Grass Widow began at an early age, although the formation of the band was a long time coming.
“I just came out singing,” jokes Maring. “No but really, as long as I can remember I’ve wanted to play music and sing and dance and be a little show off.”
The band began performing while the women were in their early twenties, however they’ve always held a love of music.
“I was obsessed with the Beatles and just really into music, but I didn’t think I could play music until a lot later which was a whole other thing for me at least, in my early twenties I started playing instruments for real,” says Lew.
Mahon and Lew first began playing music seriously in 2003 with one another, in which they used to have a band with a third party. However soon they joined with Maring and created Grass Widow, and now the trio now participating in national tours and carry multiple releases under their belt.
Grass Widow, loosely involved with the Bay Area Girls Rock Camp, became involved with the camp when used to share a room with the founding member Carey Fay-Horowitz.

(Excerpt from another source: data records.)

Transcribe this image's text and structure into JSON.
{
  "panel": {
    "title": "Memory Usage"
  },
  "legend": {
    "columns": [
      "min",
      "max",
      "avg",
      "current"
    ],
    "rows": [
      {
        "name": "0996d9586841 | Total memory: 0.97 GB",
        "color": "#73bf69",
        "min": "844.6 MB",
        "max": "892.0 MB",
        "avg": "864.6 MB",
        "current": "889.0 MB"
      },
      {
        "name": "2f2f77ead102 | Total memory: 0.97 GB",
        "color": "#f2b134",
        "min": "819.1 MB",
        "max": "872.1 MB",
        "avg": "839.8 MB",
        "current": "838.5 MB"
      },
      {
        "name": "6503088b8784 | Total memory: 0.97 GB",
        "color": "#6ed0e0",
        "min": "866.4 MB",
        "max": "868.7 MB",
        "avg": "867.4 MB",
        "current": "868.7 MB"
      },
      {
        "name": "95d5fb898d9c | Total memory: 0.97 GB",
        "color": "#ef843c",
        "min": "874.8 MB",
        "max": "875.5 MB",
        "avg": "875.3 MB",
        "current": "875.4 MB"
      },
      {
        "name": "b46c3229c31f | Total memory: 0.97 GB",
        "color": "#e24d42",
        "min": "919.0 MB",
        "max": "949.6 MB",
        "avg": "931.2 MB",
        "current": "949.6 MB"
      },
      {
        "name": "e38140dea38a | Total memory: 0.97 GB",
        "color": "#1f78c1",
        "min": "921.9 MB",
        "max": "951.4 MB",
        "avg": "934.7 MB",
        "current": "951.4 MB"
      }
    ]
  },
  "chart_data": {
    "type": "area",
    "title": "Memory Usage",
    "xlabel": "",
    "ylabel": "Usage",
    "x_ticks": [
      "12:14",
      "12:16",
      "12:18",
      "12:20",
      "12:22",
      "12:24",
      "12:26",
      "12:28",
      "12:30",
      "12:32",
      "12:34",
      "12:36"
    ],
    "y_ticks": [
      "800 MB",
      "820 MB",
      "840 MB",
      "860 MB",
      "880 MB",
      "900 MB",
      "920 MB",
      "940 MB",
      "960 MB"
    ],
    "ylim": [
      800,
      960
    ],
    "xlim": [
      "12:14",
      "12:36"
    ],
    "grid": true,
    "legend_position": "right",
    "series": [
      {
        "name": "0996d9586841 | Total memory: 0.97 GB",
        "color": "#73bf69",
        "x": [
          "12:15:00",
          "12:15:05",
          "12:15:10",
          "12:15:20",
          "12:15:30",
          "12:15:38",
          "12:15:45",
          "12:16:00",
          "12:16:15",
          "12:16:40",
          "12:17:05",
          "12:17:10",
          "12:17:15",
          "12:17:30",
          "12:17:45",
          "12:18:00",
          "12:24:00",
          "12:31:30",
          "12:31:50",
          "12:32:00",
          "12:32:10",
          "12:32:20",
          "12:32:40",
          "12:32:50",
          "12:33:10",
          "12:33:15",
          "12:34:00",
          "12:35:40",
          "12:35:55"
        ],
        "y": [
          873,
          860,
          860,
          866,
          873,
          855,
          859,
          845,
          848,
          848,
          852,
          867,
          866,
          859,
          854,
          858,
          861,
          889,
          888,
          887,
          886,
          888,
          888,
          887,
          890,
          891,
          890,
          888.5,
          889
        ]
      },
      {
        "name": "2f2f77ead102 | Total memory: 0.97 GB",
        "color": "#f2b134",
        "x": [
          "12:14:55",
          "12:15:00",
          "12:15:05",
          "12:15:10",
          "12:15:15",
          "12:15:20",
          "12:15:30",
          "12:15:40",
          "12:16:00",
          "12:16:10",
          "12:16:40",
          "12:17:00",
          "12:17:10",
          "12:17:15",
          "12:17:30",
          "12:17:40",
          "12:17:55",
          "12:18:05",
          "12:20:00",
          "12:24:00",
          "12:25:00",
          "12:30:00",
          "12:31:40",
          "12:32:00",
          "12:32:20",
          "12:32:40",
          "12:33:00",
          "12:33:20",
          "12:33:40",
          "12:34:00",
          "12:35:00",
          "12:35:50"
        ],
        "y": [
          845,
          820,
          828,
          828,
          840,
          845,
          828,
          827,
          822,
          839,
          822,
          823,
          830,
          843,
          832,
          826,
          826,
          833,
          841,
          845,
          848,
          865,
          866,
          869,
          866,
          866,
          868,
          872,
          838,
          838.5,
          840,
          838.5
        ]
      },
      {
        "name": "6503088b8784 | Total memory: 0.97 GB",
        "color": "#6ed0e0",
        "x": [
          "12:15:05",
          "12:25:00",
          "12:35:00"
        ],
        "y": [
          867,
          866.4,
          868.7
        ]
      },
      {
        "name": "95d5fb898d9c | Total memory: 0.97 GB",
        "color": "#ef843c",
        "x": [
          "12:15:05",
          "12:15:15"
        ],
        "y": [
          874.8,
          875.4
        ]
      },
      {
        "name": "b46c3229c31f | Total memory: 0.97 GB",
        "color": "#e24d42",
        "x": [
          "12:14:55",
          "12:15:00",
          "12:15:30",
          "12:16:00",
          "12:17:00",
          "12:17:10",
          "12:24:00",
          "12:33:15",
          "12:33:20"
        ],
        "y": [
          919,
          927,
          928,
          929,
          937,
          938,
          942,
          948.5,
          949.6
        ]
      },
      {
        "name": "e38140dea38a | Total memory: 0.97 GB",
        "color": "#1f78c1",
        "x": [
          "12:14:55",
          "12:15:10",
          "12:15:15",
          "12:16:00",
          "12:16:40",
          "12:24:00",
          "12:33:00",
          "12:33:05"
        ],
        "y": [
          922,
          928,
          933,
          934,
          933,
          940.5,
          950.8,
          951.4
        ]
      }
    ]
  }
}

The Bay Area Girls Rock Camp, a program that is meant to empower young girls and women through the participation of music, encourages girls to pick an instrument and start a band. Grass Widow explains it’s about what it means to be a woman on stage collaborating with other women, as well as the relationship between a girl and her instrument, and the different genres of music that are available.
“This was our chance to be empowering to young girls that I know I never had,” says Lew. “When I was a kid, I had to really go against the grain to be like, I can play an instrument even though you wouldn’t think that. It was harder that it needs to be a lot of the time so to think that there’s a girl rock camp, that’s amazing.”
Grass Widow supports the movement behind the Girls Rock Camp, often recalling their own personal experiences with music as young girls was not as easy and motivating as it could have been.
“You know I didn’t have that kind of nurturing with music, I didn’t feel like I can do this as a kid, but I’m also glad that I had the experiences that I had because I wouldn’t have it any other way. I made my own tools for what kind of women I was going to be and I was too stubborn to take bass lessons, so I made my own way to play bass, I think that one of the things about our band is that the values of all three of us are very different and we’re like a microcosm of just three different people.”
The difficulties of being a musician are something that follow girls past young age, and even into professionalism. Lew is happy for the girl who believes feminism is no longer needed, but says that sexism is something that is still prevalent.
“I’ve actually had a sound guy come up to me and actually turn the knobs on my bass. Those are the inputs for my bass, you don’t turn my knobs,” says Lew. “You would never do that to a guy and walk up to him and touch him. It was just so inappropriate and just one of the many things that happen all the time.”
Although much of this may seem overwhelming, Grass Widow filters these experiences out and stays positive for sanity’s sake.
“It just happens all the time, but I think to survive and not be totally angry all the time you gotta just filter it out,” says Maring
As far as role models for girls, Grass Widow is hoping that a new generation of role models can be paved that doesn’t include such an emphasis on femininity.
“That’s the thing about when we toured with the Raincoats, they didn’t make us want to be like them, they made us want to be more like ourselves,” says Lew. “So in that way they were really inspiration and that’s what I hope we could be for other women.”
Grass Widow continues with this idea of new feminism, in which women can draw inspiration from others that encourages themselves to be, well, themselves.
“There’s a lot of female icons in pop culture and, at any given point, girls are usually trying to fit their body and their face into like the clothes and the look of what is the ‘It girl’ is at the moment, and that’s been a thing for awhile,” says Lew. “I hope that we’re changing that and that femininity isn’t the defining characteristic of anything a woman does.”